Axonis Therapeutics ($115M, biotech)

The Boston-based biotech startup founded in 2020, Axonis Therapeutics, is developing novel medicines for pain and epilepsy, locked up a $115 million Series A co-led by Cormorant Asset Management and venBio Partners. (Biopharma Dive)

The fresh funds will be used to push Axonis’ most advanced drug through key experiments designed to validate the underlying idea behind it and show it works as intended in people. 

The drug, which should enter human testing this year, is meant to treat epilepsy and pain by amplifying KCC2, a protein vital for brain function.

Evommune ($115M, biotech)

Founded in 2020, Evommune, Inc., a clinical-stage biotechnology company discovering and developing new ways to treat immune-mediated inflammatory diseases, raised $115 million in Series C financing led by RA Capital Management and Sectoral Asset Management. (PR Newswire)

The Palo Alto, California-based biotech startup plans to use the proceeds from the round to support the continued advancement of its lead clinical programs in chronic urticaria and atopic dermatitis, including multiple Phase 2 studies of EVO756.

Duetti ($114M, Music)

Duetti, a music platform democratizing catalog monetization for independent artists, raised $114 million in new funding. 

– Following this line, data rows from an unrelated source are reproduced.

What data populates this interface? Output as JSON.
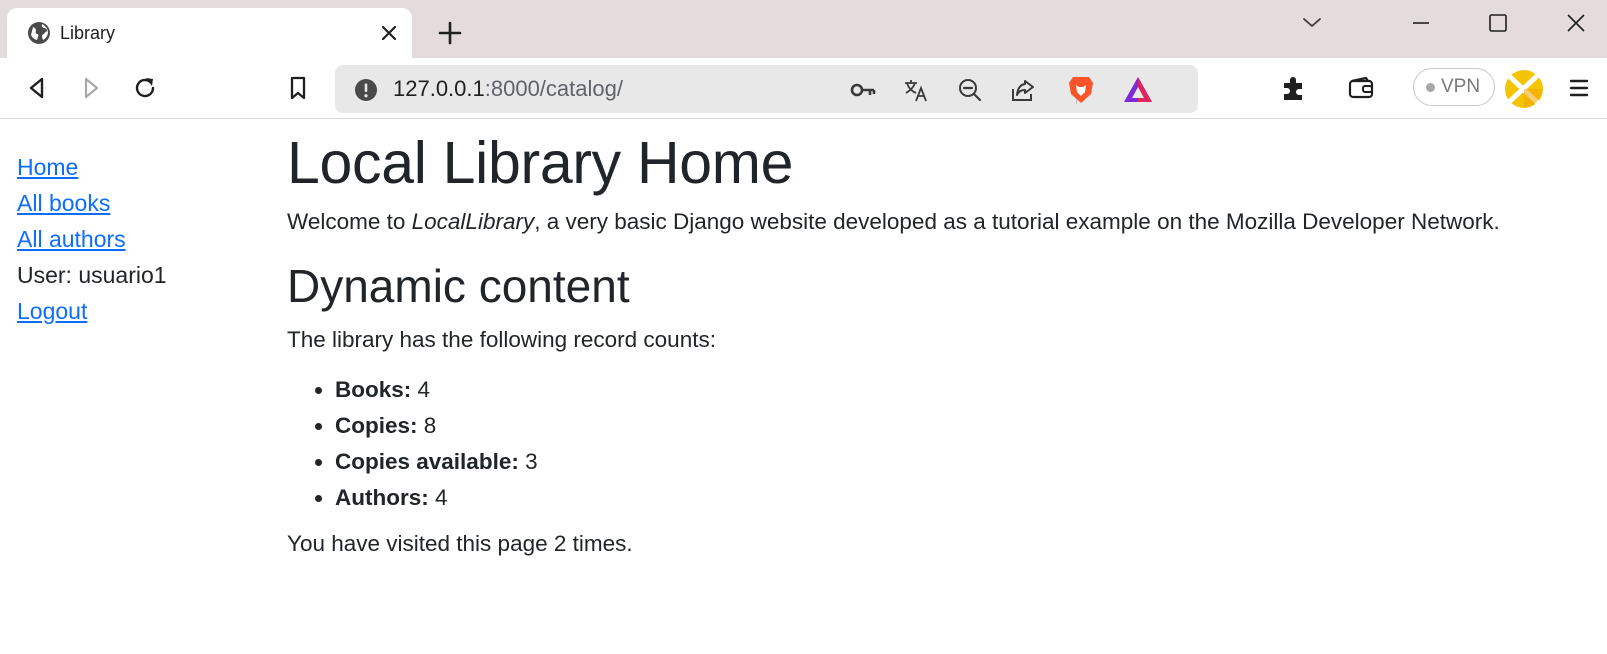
{
  "browser": {
    "tab": {
      "title": "Library"
    },
    "url": {
      "host": "127.0.0.1",
      "rest": ":8000/catalog/"
    },
    "vpn_label": "VPN",
    "icons": [
      "globe-icon",
      "close-icon",
      "plus-icon",
      "tab-search-icon",
      "minimize-icon",
      "maximize-icon",
      "window-close-icon",
      "back-icon",
      "forward-icon",
      "reload-icon",
      "bookmark-icon",
      "site-info-icon",
      "key-icon",
      "translate-icon",
      "zoom-out-icon",
      "share-icon",
      "brave-shields-icon",
      "brave-rewards-icon",
      "extensions-icon",
      "wallet-icon",
      "profile-icon",
      "menu-icon"
    ],
    "accent_colors": {
      "brave": "#fb542b",
      "rewards": "#7b2bd9",
      "link": "#0d6efd"
    }
  },
  "sidebar": {
    "home": "Home",
    "all_books": "All books",
    "all_authors": "All authors",
    "user": "User: usuario1",
    "logout": "Logout"
  },
  "main": {
    "title": "Local Library Home",
    "welcome": {
      "before": "Welcome to ",
      "em": "LocalLibrary",
      "after": ", a very basic Django website developed as a tutorial example on the Mozilla Developer Network."
    },
    "dynamic_heading": "Dynamic content",
    "counts_intro": "The library has the following record counts:",
    "counts": [
      {
        "label": "Books:",
        "value": "4"
      },
      {
        "label": "Copies:",
        "value": "8"
      },
      {
        "label": "Copies available:",
        "value": "3"
      },
      {
        "label": "Authors:",
        "value": "4"
      }
    ],
    "visits": "You have visited this page 2 times."
  }
}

This includes $34 million in equity financing led by Flexpoint Ford, along with participation from existing investors Nyca Partners and Viola Ventures. 

Additionally, Duetti successfully completed its inaugural $80 million privately rated asset-backed securitization (ABS) transaction, backed by a highly diversified music rights catalog with Barclays acting as the sole structuring and placement agent for the ABS. (PR Newswire)

The company aims to use the proceeds from its new funding to accelerate its acquisition of music catalogs and expand its proprietary forecasting, pricing, sourcing, and marketing technology.

DeepRoute ($100M, Autonomous Cars)

Founded in 2019, Shenzhen-based autonomous driving startup DeepRoute, secured $100 million in Series C1 funding. (CnVEPost)

The funding will enhance the development of end-to-end model DeepRoute IO, help expand global automaker collaborations and explore future robotaxi businesses, and support the recruitment of more AI-native talents, DeepRoute said.

DeepRoute IO will utilize the VLA Model (Vision-Language-Action Model), A smart driving system that has higher-level thinking capabilities, able to understand complex interaction events, hidden semantic information and reason logically in traffic scenarios.

DoorLoop ($100M, Proptech)

DoorLoop, an Israeli startup founded in 2019, developed an online software platform for managing rental properties, secured $100 million in a Series B financing round, led by US investment fund JMI Equity in October reaching a valuation of $500 million.

The founding CEO Ori Tamuz, plans to embark on a hiring spree to bolster the headcount of the company’s Tel Aviv R&D center from 50 to 200 full-time employees over the next 18 months according to a report by the Times of Israel

DoorLoop’s platform helps landlords, property managers, and real estate companies automate management processes for residential and commercial properties and student housing primarily in the US market.

Conclusion

Looking closely at the 2024 VC landscape, one would observe that:

  • The decline in venture capital deals does not mean investors lack the dollar or the guts to bet on startups as evidenced by a good number of $1 billion+ deals.
  • Investors are consciously seeking out and splashing money heavily on industry disruptors like those in the AI and biotech sector.